Hugh Huxley, pioneering experimentalist, dies at 89

Huxley came to Brandeis in 1987 as professor of biology and director of the Rosenstiel Basic Medical Sciences Research Center

Professor emeritus Hugh Huxley, a biologist who conducted pioneering research on muscle structure and function, died July 25, following a heart attack at his home in Woods Hole, Mass. He was 89.

Working productively right up to his death, Huxley maintained the “enthusiasm and dedication of a graduate student,” says Professor emeritus Gregory Petsko, who succeeded Huxley as director of the Rosenstiel Basic Medical Sciences Research Center in 1997, when Huxley retired from the faculty.

Educated at the University of Cambridge, Huxley joined the Medical Research Council (MRC) Laboratory of Molecular Biology in 1948. He was the first PhD student to join the MRC Unit for the Study of the Molecular Structure of Biological Systems. It was at this renowned Cambridge, U.K. research center that he began his pioneering studies of muscle structure and function using X-ray diffraction and electron microscopy.

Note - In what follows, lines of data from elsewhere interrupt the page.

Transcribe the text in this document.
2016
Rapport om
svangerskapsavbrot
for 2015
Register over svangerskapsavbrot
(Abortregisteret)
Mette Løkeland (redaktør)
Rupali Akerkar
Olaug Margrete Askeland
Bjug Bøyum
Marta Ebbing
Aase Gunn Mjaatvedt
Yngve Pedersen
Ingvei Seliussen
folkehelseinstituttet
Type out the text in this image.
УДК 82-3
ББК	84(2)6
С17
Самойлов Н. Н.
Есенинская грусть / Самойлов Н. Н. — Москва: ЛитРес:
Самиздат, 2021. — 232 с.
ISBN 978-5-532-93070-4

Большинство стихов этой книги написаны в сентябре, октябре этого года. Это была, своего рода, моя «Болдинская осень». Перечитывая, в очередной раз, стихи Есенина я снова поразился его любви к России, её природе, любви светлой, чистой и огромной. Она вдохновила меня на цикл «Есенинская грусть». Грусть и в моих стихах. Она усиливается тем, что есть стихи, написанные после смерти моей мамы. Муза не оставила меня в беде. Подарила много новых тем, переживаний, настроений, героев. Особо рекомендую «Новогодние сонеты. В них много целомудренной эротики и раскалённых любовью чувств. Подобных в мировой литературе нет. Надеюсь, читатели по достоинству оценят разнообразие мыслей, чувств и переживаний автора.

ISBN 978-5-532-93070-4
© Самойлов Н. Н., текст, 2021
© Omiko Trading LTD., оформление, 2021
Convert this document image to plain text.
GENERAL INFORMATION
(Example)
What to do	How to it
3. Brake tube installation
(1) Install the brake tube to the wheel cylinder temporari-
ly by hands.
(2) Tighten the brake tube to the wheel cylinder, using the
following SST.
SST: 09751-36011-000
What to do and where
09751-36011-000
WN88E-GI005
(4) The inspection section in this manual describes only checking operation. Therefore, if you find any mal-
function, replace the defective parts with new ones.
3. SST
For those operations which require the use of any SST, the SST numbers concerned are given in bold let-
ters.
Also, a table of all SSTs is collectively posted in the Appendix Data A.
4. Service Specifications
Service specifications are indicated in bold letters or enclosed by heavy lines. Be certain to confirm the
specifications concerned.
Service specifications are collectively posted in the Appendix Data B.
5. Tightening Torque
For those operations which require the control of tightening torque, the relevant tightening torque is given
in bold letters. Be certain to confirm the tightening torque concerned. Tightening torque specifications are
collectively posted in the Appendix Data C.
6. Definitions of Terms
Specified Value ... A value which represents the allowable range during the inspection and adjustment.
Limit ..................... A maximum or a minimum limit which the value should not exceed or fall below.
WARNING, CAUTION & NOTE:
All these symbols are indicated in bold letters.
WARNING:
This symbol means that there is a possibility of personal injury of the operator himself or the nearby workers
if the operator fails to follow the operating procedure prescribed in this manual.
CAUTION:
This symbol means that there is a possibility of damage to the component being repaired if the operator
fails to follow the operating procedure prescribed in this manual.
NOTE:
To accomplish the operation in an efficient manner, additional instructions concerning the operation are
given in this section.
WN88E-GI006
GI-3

In 1954, as a post-doc at MIT, he proposed the sliding filament theory of muscle contraction and described how the interaction between the actin and myosin filaments produced contraction via the cross-bridge cycle, according to MRC. Following his MIT fellowship, Huxley spent five years on the faculty of University College London, before returning as a founding member of the MRC Laboratory of Molecular Biology in 1962, and eventually becoming deputy director from 1979-1987.

Huxley came to Brandeis in 1987 as professor of biology and director of the Rosenstiel Basic Medical Sciences Research Center. He continued his research on muscle structure and function at Brandeis, providing molecular explanations of complex processes in the machinery of living cells.

“It would be difficult to overstate the importance of this work,” says Petsko. “It was the first real molecular explanation for any of the complex processes that occur in the machinery of living cells. And it has held up remarkably well for more than 50 years.”

The scientific world agreed: His seminal scientific accomplishments were recognized on both sides of the Atlantic. In 1960 he was made a Fellow of the Royal Society, and in 1978 he became a Foreign Associate of the National Academy of Sciences. Huxley was also awarded the Royal Medal in 1977 and the Copley Medal in 1997.

“While deeply immersed in his own research, he was always eager to hear about the work of others and delighted in their successes,” says Provost Steve Goldstein. “He remained a model of the research scientist, never losing his enthusiasm for doing experiments with his own hands.”